Why Boris Johnson won’t 'get Brexit done' by January 31
Boris Johnson stormed to a big election victory on Friday with a central slogan of “getting Brexit done” and avoiding the “chaos” of an anti-Conservative coalition championing a new EU referendum. Yet, Johnson’s key message is as misleading as it is simplistic, and he is hoodwinking UK voters.
While the prime minister implies leaving the EU next month — under the terms of the withdrawal deal he agreed with the EU-27 — will put an end to the UK’s Brexit saga, this is ‘pie-in-the-sky’. Far from concluding the more than three and a half year-long Brexit drama, leaving the EU with (or indeed without) a deal next month would only be the start of a new phase of negotiations that will help define UK and international politics well into the new decade ahead.
For even if Johnson now manages to get his withdrawal deal ratified in coming weeks, as is overwhelmingly likely, it will not trigger the ‘endgame’ of Brexit. Instead, the political saga will merely move to the next phase of negotiations from the Irish border, citizen rights, and the UK’s financial ‘divorce settlement’ from the EU, to a much broader range of stage two topics from transport and fisheries to financial services and data transfer which will collectively represent a new order of complexity. Take the example of converting the 600-page plus withdrawal agreement which will become much longer legal text if ratified and transformed into a free trade deal with many details the subject of long discussions. Even the approximately 25-page political declaration that top-lines the future EU-UK relationship, will require intense negotiation as it is translated into hundreds, if not thousands, of pages of legal documentation.
Far from the UK’s EU exit being finished early next year, with or without a deal, potentially years of complex, detailed negotiations would follow that will shape UK and international politics well into the 2020s.
The current transition phase proposed from February 1 to the end of 2020 is therefore not likely to be nearly long enough. This despite claims to the contrary by Johnson and other leading Tory politicians like Sajid Javid who remarkably said last week that “there is not a single doubt in my mind [a final comprehensive deal] can be agreed within months, and we can get it through parliament in 2020”.
The long odds of this happening in practice, however, is one reason why some European politicians, such as Irish Foreign Minister Simon Coveney, have proposed a five-year transition period. This is reinforced by the EU’s chief brexit negotiator, Michel Barnier, who has said a “bare bones” agreement may be the best that can be hoped for in less than a year’s negotiations.
Stage two negotiation
The reasons why timeframes would be so tight in a 2020-only stage two negotiation is that Brussels is not allowed by law to conduct formal discussions on a new trade deal until after the United Kingdom has ratified a withdrawal deal, after which the EU-27 can approve a joint, next-phase negotiating mandate. That latter process could take weeks meaning formal discussions may not begin till Spring and, because a deal would need to be ratified, negotiations realistically need to be completed by Autumn.

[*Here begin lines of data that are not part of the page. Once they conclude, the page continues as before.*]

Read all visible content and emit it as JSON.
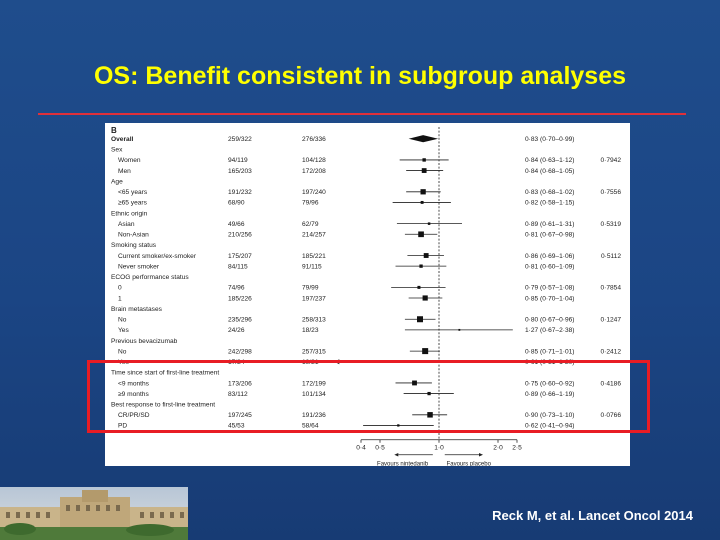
{
  "slide": {
    "title": "OS: Benefit consistent in subgroup analyses",
    "citation": "Reck M, et al. Lancet Oncol 2014"
  },
  "colors": {
    "background": "#1b4584",
    "title": "#ffff00",
    "rule": "#e0303a",
    "highlight": "#e81c24"
  },
  "chart_data": {
    "type": "forest",
    "panel_label": "B",
    "x_scale": "log",
    "xlim": [
      0.4,
      2.5
    ],
    "x_ticks": [
      0.4,
      0.5,
      1.0,
      2.0,
      2.5
    ],
    "x_tick_labels": [
      "0·4",
      "0·5",
      "1·0",
      "2·0",
      "2·5"
    ],
    "reference_line": 1.0,
    "favours_left": "Favours nintedanib",
    "favours_right": "Favours placebo",
    "rows": [
      {
        "label": "Overall",
        "kind": "overall",
        "n_a": "259/322",
        "n_b": "276/336",
        "hr": 0.83,
        "lo": 0.7,
        "hi": 0.99,
        "ci_text": "0·83 (0·70–0·99)",
        "p": ""
      },
      {
        "label": "Sex",
        "kind": "header"
      },
      {
        "label": "Women",
        "kind": "item",
        "n_a": "94/119",
        "n_b": "104/128",
        "hr": 0.84,
        "lo": 0.63,
        "hi": 1.12,
        "ci_text": "0·84 (0·63–1·12)",
        "p": "0·7942"
      },
      {
        "label": "Men",
        "kind": "item",
        "n_a": "165/203",
        "n_b": "172/208",
        "hr": 0.84,
        "lo": 0.68,
        "hi": 1.05,
        "ci_text": "0·84 (0·68–1·05)",
        "p": ""
      },
      {
        "label": "Age",
        "kind": "header"
      },
      {
        "label": "<65 years",
        "kind": "item",
        "n_a": "191/232",
        "n_b": "197/240",
        "hr": 0.83,
        "lo": 0.68,
        "hi": 1.02,
        "ci_text": "0·83 (0·68–1·02)",
        "p": "0·7556"
      },
      {
        "label": "≥65 years",
        "kind": "item",
        "n_a": "68/90",
        "n_b": "79/96",
        "hr": 0.82,
        "lo": 0.58,
        "hi": 1.15,
        "ci_text": "0·82 (0·58–1·15)",
        "p": ""
      },
      {
        "label": "Ethnic origin",
        "kind": "header"
      },
      {
        "label": "Asian",
        "kind": "item",
        "n_a": "49/66",
        "n_b": "62/79",
        "hr": 0.89,
        "lo": 0.61,
        "hi": 1.31,
        "ci_text": "0·89 (0·61–1·31)",
        "p": "0·5319"
      },
      {
        "label": "Non-Asian",
        "kind": "item",
        "n_a": "210/256",
        "n_b": "214/257",
        "hr": 0.81,
        "lo": 0.67,
        "hi": 0.98,
        "ci_text": "0·81 (0·67–0·98)",
        "p": ""
      },
      {
        "label": "Smoking status",
        "kind": "header"
      },
      {
        "label": "Current smoker/ex-smoker",
        "kind": "item",
        "n_a": "175/207",
        "n_b": "185/221",
        "hr": 0.86,
        "lo": 0.69,
        "hi": 1.06,
        "ci_text": "0·86 (0·69–1·06)",
        "p": "0·5112"
      },
      {
        "label": "Never smoker",
        "kind": "item",
        "n_a": "84/115",
        "n_b": "91/115",
        "hr": 0.81,
        "lo": 0.6,
        "hi": 1.09,
        "ci_text": "0·81 (0·60–1·09)",
        "p": ""
      },
      {
        "label": "ECOG performance status",
        "kind": "header"
      },
      {
        "label": "0",
        "kind": "item",
        "n_a": "74/96",
        "n_b": "79/99",
        "hr": 0.79,
        "lo": 0.57,
        "hi": 1.08,
        "ci_text": "0·79 (0·57–1·08)",
        "p": "0·7854"
      },
      {
        "label": "1",
        "kind": "item",
        "n_a": "185/226",
        "n_b": "197/237",
        "hr": 0.85,
        "lo": 0.7,
        "hi": 1.04,
        "ci_text": "0·85 (0·70–1·04)",
        "p": ""
      },
      {
        "label": "Brain metastases",
        "kind": "header"
      },
      {
        "label": "No",
        "kind": "item",
        "n_a": "235/296",
        "n_b": "258/313",
        "hr": 0.8,
        "lo": 0.67,
        "hi": 0.96,
        "ci_text": "0·80 (0·67–0·96)",
        "p": "0·1247"
      },
      {
        "label": "Yes",
        "kind": "item",
        "n_a": "24/26",
        "n_b": "18/23",
        "hr": 1.27,
        "lo": 0.67,
        "hi": 2.38,
        "ci_text": "1·27 (0·67–2·38)",
        "p": ""
      },
      {
        "label": "Previous bevacizumab",
        "kind": "header"
      },
      {
        "label": "No",
        "kind": "item",
        "n_a": "242/298",
        "n_b": "257/315",
        "hr": 0.85,
        "lo": 0.71,
        "hi": 1.01,
        "ci_text": "0·85 (0·71–1·01)",
        "p": "0·2412"
      },
      {
        "label": "Yes",
        "kind": "item",
        "n_a": "17/24",
        "n_b": "19/21",
        "hr": 0.61,
        "lo": 0.31,
        "hi": 1.2,
        "ci_text": "0·61 (0·31–1·20)",
        "p": ""
      },
      {
        "label": "Time since start of first-line treatment",
        "kind": "header"
      },
      {
        "label": "<9 months",
        "kind": "item",
        "n_a": "173/206",
        "n_b": "172/199",
        "hr": 0.75,
        "lo": 0.6,
        "hi": 0.92,
        "ci_text": "0·75 (0·60–0·92)",
        "p": "0·4186"
      },
      {
        "label": "≥9 months",
        "kind": "item",
        "n_a": "83/112",
        "n_b": "101/134",
        "hr": 0.89,
        "lo": 0.66,
        "hi": 1.19,
        "ci_text": "0·89 (0·66–1·19)",
        "p": ""
      },
      {
        "label": "Best response to first-line treatment",
        "kind": "header"
      },
      {
        "label": "CR/PR/SD",
        "kind": "item",
        "n_a": "197/245",
        "n_b": "191/236",
        "hr": 0.9,
        "lo": 0.73,
        "hi": 1.1,
        "ci_text": "0·90 (0·73–1·10)",
        "p": "0·0766"
      },
      {
        "label": "PD",
        "kind": "item",
        "n_a": "45/53",
        "n_b": "58/64",
        "hr": 0.62,
        "lo": 0.41,
        "hi": 0.94,
        "ci_text": "0·62 (0·41–0·94)",
        "p": ""
      }
    ]
  }
}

Yet few in London nor Brussels are prepared to talk openly about the likely need for a transition extension, for now at least. For instance, Johnson made it a central election pledge not to extend the end-2020 deadline given that many -of his Brexiteer allies are opposed to making significant continuing payments to the EU, regardless of the benefits.
This threatens a new “cliff-edge” and what would, in effect, be a potential no-deal Brexit raising its head again. Only last week, Javid refused to rule out this scenario, threatening a re-run of the political and economic uncertainties of 2019.
If the reality of no-deal dawns in around a year’s time, both Brussels and London would almost certainly need to return to the negotiating table in the weeks that follow. But with a new set of incentives, and potentially urgency.
Outside a transition period, the negotiating process for a final, comprehensive deal could get significantly harder, with the same trade-offs as before, including that of free movement of people versus scope of access to the European Single Market, but with potentially added time pressure if the UK economy is hurting more than that of the EU-27. One factor that may make concluding a final, comprehensive UK-EU deal significantly more difficult is that — outside of the formal transition process which requires only a ‘qualified majority’ of states to ratify — EU-27 unanimity would be needed which risks just one European state blocking agreement.
Taken overall, Johnson’s “get Brexit done” slogan is therefore a huge distortion of the truth. Far from the UK’s EU exit being finished early next year, with or without a deal, potentially years of complex, detailed negotiations would follow that will shape UK and international politics well into the 2020s.
— Andrew Hammond is an Associate at LSE IDEAS at the London School of Economics.